Une intervention efficace

Malgré un certain laxisme législatif, quelques donneurs d’ouvrage n’hésitent pas à doter leurs chantiers de DEA. Cette initiative peut ainsi transformer une situation problématique en un dénouement heureux, comme peut en témoigner Frédéric Girard, contremaitre pour le consortium Signature sur le Saint-Laurent affecté au chantier du nouveau pont Champlain. L’homme s’est récemment retrouvé devant une situation d’urgence nécessitant l’utilisation d’un défibrillateur externe automatisé. Son intervention a permis de sauver la vie d’un collègue de travail.

 

« Ça s’est passé au début du mois d’avril 2018. J’ai eu un appel sur les ondes de la radio concernant un opérateur qui venait de faire une chute, explique le travailleur. Arrivé sur les lieux, j’ai pratiqué les manoeuvres afin de vérifier le degré de conscience, pour rapidement réaliser qu’il n’avait plus de pouls. J’ai tout de suite appelé les secours et j’ai demandé à ce qu’on apporte la trousse médicale et le défibrillateur d’urgence pendant que j’amorçais les manoeuvres de RCR. Une fois le DEA arrivé, il a suffi de suivre les indications. Lorsque les premiers répondants sont arrivés sur les lieux, ils ont pris le relais et ont pu le conduire jusqu’à l’hôpital. »

 

Sans l’intervention de Frédéric Girard, l’incident aurait pu prendre une tournure des plus dramatiques. C’est l’accès à un défibrillateur externe automatisé et la mise à jour de sa formation de secouriste suivie quelques mois auparavant qui ont rendu possible ce geste héroïque.

 

À la suite du retour du travailleur, deux mois après l’évènement, l’entreprise a mis l’accent sur l’importance d’avoir un appareil DEA à portée de main. Elle s’est également fait un devoir de se procurer plusieurs appareils et de les placer de façon stratégique sur le chantier.

 

User d’ingéniosité pour fournir un DEA

François Charette est agent de prévention en santé et sécurité chez Ledcor Brunet LP et travaille sur le chantier Zibi, à Gatineau. M. Charette a décidé de s’impliquer pour une bonne cause dans sa région. Durant une année, il a ramassé des canettes de boisson gazeuse vides et du vieux métal sur le chantier afin de récolter des sous pour un organisme qui vient en aide aux gens dans le besoin. « À la fin de l’année, j’ai pu remettre la somme de 15 000 dollars à Moisson Outaouais », explique-t-il. Afin de remercier les travailleurs du chantier qui l’ont aidé dans son oeuvre caritative, il a organisé un diner de groupe et a pigé dans ses poches pour offrir un défibrillateur externe automatisé à ses collègues.

 

François Charrette, agent de prévention en santé et sécurité sur le chantier Zibi.
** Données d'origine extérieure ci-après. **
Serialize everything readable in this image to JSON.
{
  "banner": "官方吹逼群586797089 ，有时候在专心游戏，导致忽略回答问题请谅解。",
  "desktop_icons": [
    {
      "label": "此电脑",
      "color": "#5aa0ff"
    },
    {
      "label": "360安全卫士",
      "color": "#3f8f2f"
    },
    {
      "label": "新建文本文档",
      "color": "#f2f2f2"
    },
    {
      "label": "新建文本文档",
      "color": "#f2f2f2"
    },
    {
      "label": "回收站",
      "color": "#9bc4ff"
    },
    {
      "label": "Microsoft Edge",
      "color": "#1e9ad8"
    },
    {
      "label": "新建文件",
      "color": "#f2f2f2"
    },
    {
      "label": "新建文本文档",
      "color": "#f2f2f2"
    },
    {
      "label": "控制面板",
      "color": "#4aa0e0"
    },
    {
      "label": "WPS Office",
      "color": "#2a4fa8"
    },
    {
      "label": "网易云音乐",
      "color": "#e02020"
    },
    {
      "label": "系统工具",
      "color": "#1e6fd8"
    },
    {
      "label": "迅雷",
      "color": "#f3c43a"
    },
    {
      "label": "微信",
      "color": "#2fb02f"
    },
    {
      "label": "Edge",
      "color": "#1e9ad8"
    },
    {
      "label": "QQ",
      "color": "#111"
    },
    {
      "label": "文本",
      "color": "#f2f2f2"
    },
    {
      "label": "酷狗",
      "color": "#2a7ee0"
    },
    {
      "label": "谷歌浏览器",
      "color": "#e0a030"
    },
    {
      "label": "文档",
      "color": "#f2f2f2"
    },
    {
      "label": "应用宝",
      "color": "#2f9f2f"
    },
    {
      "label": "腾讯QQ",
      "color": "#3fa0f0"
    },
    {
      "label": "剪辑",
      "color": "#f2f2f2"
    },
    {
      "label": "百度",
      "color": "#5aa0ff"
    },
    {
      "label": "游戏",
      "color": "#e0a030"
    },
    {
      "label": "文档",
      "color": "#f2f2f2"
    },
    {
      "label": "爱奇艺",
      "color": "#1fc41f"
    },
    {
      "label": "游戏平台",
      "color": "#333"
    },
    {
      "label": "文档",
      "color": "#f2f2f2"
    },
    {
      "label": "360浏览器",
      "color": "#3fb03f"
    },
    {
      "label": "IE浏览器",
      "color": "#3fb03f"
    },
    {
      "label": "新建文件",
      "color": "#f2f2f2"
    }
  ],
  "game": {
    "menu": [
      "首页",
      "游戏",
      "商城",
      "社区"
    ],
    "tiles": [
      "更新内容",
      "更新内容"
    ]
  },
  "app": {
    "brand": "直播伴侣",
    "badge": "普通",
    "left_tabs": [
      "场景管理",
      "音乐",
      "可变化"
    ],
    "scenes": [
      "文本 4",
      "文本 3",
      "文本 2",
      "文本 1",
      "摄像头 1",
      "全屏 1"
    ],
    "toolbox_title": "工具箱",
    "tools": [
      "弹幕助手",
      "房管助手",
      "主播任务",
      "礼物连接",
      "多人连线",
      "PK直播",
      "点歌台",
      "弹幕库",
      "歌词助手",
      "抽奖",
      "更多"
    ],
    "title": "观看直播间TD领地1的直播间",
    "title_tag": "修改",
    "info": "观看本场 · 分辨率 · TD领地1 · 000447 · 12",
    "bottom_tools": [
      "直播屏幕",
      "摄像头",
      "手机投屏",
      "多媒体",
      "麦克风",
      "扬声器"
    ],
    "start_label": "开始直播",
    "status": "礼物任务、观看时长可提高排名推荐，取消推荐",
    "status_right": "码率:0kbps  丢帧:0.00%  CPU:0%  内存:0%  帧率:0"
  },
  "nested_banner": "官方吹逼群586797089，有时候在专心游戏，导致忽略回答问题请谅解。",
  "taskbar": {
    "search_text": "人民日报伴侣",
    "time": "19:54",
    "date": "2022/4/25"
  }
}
Photo de Jean-François Caouette

 

Constatant le geste de son employé, le patron de François Charette a emboité le pas et a décidé de rembourser les couts du DEA. Il faut savoir qu’au cours de sa carrière, M. Charette a déjà été témoin de trois situations où la présence d’un DEA aurait assurément amélioré les chances de sauver la vie d’une personne sur un chantier. Grâce à cette initiative, les employés disposent maintenant d’un outil précieux leur permettant d’intervenir rapidement.

 

CAOUETTE FACTEURS DE RISQUE RÉPERTORIÉS PAR LA CNESST

    La proximité ou non de services préhospitaliers d’urgence dans un rayon de 30 minutes;

    Plus de 50 travailleurs dans un même lieu de travail;

    Une moyenne d’âge de plus de 50 ans chez les travailleurs;

    Un travail qui exige des efforts physiques importants comme pour des charges lourdes ou des activités physiques soutenues;

    Une santé fragilisée chez certains travailleurs (personnes ayant des antécédents cardiaques, diabète, obésité, tabagisme);

    Environnement de travail (immeubles multiples, circulation dense, vaste emplacement, restriction de passage, travaux effectués près d’un réseau électrique ou à proximité de l’eau);

    Contraintes thermiques (humidité, froid ou chaleur excessive).

 


Cet article est tiré du Supplément thématique – Santé et sécurité 2018. Pour un accès privilégié à l’ensemble des contenus et avant-projets publiés par Constructo, abonnez-vous !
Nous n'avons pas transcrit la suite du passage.